Diagnosis and treatment of pleural mesothelioma

Abstract

Pleural mesotheliomas are uncommon tumors. They can be broadly classified as localized and diffuse. The localized form is a non‐epithelial neoplasm that occurs as commonly in women as in men and is not related to asbestos exposure. It is usually asymptomatic, and is occasionally associated with paraneoplastic syndromes. Localized mesotheliomas arise more frequently from the visceral than from the parietal or mediastinal pleura. The long‐term outcome of these tumors is determined mainly by their clinical presentation, and by whether or not they can be completely resected.
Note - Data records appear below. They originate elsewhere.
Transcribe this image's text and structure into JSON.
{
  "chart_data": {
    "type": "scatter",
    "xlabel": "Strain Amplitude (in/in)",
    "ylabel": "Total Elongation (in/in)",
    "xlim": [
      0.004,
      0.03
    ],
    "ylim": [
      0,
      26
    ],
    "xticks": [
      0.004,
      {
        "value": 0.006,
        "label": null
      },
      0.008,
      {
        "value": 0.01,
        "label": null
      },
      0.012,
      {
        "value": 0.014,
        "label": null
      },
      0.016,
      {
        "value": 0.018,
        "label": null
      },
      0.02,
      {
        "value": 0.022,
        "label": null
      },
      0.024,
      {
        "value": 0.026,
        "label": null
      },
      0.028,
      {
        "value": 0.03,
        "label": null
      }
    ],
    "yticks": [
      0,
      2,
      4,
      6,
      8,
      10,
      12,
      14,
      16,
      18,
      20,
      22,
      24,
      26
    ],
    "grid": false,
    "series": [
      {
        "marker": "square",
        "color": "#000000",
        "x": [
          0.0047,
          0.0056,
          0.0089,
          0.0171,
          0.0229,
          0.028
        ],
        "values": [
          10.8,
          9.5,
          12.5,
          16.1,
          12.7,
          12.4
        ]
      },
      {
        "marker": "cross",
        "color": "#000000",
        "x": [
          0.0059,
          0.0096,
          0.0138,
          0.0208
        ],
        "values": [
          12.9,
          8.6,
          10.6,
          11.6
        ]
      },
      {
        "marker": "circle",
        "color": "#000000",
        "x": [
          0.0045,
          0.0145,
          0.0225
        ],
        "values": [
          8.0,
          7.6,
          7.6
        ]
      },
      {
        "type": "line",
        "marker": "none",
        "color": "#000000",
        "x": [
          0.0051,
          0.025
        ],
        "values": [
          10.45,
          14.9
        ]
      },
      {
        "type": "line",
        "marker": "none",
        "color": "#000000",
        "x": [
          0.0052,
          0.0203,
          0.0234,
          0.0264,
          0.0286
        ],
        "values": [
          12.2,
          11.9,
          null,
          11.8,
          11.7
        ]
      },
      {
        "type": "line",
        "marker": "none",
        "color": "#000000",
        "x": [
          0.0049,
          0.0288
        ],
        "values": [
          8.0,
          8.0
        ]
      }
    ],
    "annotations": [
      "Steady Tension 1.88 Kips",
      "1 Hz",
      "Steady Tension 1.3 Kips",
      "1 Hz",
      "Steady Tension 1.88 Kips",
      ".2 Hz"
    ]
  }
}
Diffuse pleural mesotheliomas are invariably malignant. They are clearly related to asbestos exposure, and are far more common in men than in women. Histologically, they are completely or partially epithelial tumors. Diffuse mesotheliomas present with dyspnea, chest pain, and weight loss and are not associated with paraneoplastic syndromes. Distinguishing malignant mesothelioma from metastatic adenocarcinoma can be difficult and usually requires a large tissue biopsy on which immuno histochemistry and electron microscopy can be performed. The management of diffuse malignant mesothelioma remains controversial. Treatment appears to prolong survival which ranges from 6 to 12 months with supportive care alone. Surgical resection, either with extrapleural pneumonectomy or by pleurectomy/decortications remains the mainstay of treatment because of the relative ineffectiveness of radiation and chemotherapy. Surgical resection alone, however, is inadequate, so most current treatment regimens combine operation with radiation and/or chemotherapy. Even with aggressive multimodality treatment, the median survival currently ranges from 18 to 24 months. A better understanding of prognostic factors, a better staging system, and innovative treatment strategies are desperately needed in this disease.